Fernanda in una parola?
Coraggiosa. Ha avuto coraggio fin dall'inizio della sua vita, da quando accettò di finire in prigione pur di tradurre "Addio alle armi" e i libri che il regime vietava. E coraggiosa anche a 90 anni e passa, quando continuava ad avere fiducia e speranza nella non violenza, il filo rosso che ha delineato la sua vita. Non perdeva la speranza, anche se più volte, di fronte al sangue sparso nel mondo, si era dichiarata sconfitta.

Niente "compromessi"...
No, quello è tra i concetti più lontani dal suo modo di essere. Era attenta e rispettosa delle esigenze di tutti, ma non era disposta a compromessi.

Quale, dei miti che ha raccontato, ha segnato più profondamente la vita di Fernanda Pivano?
Pavese è stata la persona che l'ha aperta al suo mondo. Poi c'è Hemingway, certamente, che per incontrarla, nel '56 a Cuba, lasciò le riprese de "Il vecchio e il mare". E come dimenticare Fabrizio De Andrè: erano veri amici, mi raccontava spesso di quando aveva passato il Natale con lui e Dori Ghezzi...

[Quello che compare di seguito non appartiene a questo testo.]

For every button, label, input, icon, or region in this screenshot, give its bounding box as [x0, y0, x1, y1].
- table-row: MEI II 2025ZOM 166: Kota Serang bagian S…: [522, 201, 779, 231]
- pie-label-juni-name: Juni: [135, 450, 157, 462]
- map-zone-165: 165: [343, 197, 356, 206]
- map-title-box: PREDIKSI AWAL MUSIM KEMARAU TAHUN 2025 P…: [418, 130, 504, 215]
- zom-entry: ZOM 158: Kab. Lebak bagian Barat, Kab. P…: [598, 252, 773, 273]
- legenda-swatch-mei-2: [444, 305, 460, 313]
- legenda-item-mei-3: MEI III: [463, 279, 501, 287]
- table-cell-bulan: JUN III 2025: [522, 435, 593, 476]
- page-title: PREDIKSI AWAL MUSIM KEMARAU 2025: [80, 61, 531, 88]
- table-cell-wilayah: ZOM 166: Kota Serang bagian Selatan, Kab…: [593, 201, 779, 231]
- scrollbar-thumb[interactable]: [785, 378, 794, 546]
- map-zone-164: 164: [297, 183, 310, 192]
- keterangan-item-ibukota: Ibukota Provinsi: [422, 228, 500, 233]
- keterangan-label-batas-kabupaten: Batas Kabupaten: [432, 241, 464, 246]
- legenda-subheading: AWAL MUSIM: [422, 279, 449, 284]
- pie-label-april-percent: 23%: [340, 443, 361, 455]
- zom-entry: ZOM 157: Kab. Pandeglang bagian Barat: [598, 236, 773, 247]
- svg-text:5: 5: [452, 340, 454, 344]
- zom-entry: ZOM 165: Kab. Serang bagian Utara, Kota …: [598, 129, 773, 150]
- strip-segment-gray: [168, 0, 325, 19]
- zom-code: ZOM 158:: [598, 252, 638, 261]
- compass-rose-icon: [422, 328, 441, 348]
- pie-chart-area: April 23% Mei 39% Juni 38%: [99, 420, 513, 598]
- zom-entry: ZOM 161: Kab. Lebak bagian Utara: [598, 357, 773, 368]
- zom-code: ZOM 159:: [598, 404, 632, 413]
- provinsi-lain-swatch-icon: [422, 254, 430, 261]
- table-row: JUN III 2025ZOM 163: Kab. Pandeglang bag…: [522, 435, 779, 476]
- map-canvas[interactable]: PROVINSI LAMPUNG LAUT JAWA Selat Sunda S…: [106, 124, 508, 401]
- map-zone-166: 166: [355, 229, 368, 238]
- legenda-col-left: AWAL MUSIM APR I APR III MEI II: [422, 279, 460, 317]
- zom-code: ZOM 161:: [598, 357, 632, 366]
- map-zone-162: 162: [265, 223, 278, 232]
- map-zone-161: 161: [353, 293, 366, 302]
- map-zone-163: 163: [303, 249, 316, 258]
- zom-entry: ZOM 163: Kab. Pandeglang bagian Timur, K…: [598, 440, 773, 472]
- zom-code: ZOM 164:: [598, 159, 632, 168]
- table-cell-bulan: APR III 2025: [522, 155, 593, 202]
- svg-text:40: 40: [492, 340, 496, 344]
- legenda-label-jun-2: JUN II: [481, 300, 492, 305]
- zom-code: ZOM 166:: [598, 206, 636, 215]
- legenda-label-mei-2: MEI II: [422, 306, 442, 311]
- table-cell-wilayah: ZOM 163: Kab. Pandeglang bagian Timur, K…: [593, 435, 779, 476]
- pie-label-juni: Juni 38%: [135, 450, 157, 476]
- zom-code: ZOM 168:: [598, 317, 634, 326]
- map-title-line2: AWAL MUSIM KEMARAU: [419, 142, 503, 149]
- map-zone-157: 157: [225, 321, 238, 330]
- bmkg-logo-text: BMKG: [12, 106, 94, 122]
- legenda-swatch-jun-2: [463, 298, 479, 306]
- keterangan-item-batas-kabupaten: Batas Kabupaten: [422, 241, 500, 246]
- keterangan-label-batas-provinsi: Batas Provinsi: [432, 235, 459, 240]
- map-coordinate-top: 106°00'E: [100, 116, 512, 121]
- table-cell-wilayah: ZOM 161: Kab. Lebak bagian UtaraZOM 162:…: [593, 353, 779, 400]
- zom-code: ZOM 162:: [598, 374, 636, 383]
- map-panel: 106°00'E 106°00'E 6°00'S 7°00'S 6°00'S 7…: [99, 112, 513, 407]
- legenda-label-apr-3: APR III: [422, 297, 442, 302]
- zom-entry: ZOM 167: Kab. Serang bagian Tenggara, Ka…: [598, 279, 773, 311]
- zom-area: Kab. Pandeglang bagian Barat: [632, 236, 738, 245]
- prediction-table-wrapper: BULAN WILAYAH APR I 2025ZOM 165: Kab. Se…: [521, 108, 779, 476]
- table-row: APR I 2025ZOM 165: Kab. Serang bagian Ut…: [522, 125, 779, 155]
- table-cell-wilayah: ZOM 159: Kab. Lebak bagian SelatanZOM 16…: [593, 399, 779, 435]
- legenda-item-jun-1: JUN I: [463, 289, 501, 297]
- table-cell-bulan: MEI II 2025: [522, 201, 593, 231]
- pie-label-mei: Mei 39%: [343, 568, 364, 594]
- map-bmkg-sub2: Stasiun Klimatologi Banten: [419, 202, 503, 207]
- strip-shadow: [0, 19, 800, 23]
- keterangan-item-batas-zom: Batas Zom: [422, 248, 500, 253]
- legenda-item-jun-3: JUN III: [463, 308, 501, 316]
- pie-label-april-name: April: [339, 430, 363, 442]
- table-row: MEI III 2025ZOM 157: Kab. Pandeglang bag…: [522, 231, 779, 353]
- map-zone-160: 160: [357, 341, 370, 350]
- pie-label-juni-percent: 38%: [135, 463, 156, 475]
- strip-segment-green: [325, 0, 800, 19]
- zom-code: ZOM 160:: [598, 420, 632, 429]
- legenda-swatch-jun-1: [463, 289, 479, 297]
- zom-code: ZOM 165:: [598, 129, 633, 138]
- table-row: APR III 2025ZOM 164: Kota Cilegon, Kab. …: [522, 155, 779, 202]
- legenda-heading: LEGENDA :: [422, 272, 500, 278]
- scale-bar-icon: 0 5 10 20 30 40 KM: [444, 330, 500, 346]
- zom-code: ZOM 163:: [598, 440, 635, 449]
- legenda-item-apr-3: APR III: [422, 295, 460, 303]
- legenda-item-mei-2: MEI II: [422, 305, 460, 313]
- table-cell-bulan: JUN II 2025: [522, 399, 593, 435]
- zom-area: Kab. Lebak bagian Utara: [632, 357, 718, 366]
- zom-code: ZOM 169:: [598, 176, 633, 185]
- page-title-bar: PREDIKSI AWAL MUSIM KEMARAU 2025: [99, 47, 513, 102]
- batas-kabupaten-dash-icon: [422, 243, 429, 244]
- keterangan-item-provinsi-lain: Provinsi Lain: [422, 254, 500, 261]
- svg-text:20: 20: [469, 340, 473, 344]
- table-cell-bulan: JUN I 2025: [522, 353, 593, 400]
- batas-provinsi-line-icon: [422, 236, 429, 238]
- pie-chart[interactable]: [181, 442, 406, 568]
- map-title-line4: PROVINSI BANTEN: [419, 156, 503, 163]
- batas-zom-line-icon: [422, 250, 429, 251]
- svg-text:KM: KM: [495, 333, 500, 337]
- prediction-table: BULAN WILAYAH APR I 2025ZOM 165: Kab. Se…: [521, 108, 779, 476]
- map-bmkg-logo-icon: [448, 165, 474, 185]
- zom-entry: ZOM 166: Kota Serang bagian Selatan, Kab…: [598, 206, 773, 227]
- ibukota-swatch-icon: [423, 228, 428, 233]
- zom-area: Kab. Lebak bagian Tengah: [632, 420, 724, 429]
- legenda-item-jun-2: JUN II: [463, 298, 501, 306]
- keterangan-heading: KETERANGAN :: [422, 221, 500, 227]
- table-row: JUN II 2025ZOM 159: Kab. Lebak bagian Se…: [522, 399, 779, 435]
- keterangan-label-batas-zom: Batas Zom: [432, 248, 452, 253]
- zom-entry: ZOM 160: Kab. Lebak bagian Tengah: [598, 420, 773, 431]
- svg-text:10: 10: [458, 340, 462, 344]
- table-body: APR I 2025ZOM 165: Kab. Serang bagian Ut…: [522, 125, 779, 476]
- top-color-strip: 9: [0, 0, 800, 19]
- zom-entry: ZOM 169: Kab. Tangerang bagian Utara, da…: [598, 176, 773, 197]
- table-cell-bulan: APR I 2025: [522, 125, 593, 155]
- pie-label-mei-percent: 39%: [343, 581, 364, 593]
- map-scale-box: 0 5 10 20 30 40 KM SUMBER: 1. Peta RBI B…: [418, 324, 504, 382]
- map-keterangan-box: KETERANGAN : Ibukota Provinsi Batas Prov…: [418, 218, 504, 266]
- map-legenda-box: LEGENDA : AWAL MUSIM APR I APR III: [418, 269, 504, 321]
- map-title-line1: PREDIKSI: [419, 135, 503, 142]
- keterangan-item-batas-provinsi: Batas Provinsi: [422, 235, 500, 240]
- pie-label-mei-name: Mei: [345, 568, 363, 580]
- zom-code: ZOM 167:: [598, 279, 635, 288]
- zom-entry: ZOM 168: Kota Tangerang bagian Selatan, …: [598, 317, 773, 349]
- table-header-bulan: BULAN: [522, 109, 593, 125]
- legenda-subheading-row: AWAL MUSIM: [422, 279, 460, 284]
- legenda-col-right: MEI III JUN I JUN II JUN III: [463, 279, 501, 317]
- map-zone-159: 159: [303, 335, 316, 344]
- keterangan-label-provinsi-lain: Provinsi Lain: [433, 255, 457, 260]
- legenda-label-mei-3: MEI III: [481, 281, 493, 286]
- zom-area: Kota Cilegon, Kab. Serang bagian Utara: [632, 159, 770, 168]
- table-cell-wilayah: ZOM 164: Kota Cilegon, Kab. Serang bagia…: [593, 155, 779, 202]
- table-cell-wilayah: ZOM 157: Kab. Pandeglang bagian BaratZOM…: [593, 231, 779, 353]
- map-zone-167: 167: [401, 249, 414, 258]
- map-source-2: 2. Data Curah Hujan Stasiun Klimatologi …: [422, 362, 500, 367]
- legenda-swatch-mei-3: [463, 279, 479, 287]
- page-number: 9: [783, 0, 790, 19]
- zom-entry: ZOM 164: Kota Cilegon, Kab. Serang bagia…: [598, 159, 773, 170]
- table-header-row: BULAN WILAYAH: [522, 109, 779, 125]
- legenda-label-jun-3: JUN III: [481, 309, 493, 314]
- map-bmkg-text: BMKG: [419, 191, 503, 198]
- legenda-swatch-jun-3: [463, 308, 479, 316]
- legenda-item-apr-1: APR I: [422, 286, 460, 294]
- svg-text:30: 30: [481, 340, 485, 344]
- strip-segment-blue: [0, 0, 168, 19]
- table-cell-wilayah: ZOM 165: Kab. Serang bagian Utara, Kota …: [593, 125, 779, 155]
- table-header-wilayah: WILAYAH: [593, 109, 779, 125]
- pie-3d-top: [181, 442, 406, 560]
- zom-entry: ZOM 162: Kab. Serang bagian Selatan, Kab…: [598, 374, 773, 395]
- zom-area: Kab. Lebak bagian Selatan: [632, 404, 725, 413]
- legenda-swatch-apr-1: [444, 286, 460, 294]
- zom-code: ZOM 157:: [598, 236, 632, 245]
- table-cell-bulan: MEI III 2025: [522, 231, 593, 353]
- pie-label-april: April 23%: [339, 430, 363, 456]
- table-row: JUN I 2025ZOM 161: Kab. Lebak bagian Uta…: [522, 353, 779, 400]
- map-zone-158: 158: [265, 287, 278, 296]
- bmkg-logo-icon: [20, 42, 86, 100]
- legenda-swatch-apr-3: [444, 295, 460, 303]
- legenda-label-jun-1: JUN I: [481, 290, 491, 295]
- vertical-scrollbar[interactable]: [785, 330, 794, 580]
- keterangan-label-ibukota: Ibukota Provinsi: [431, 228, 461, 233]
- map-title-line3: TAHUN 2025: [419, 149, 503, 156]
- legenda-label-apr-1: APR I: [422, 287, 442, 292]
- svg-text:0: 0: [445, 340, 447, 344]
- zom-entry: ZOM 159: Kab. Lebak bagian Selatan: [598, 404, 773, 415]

Quale aneddoto, quale ricordo di lei porterà sempre con sé?
Tanti. Troppi per essere elencati. Forse i più belli e intimi sono legati ai viaggi in auto. Lei ed io, da Genova a Venezia: emergevano tanti aneddoti, tante riflessioni, sulle cose di ieri e di oggi. Non dava consigli, ma da lei imparavi soltanto standole vicino.

Mai una discussione, un litigio?
Litigi no, anche quando si stava insieme, si lavorava tanto e ci si stancava, la sua ironia aiutava a spezzare la tensione.

Che cosa le ha insegnato Fernanda Pivano?
Mi ha insegnato a combattere per ciò in cui credo, ad affrontare con coraggio e coerenza la vita e le sue sfide.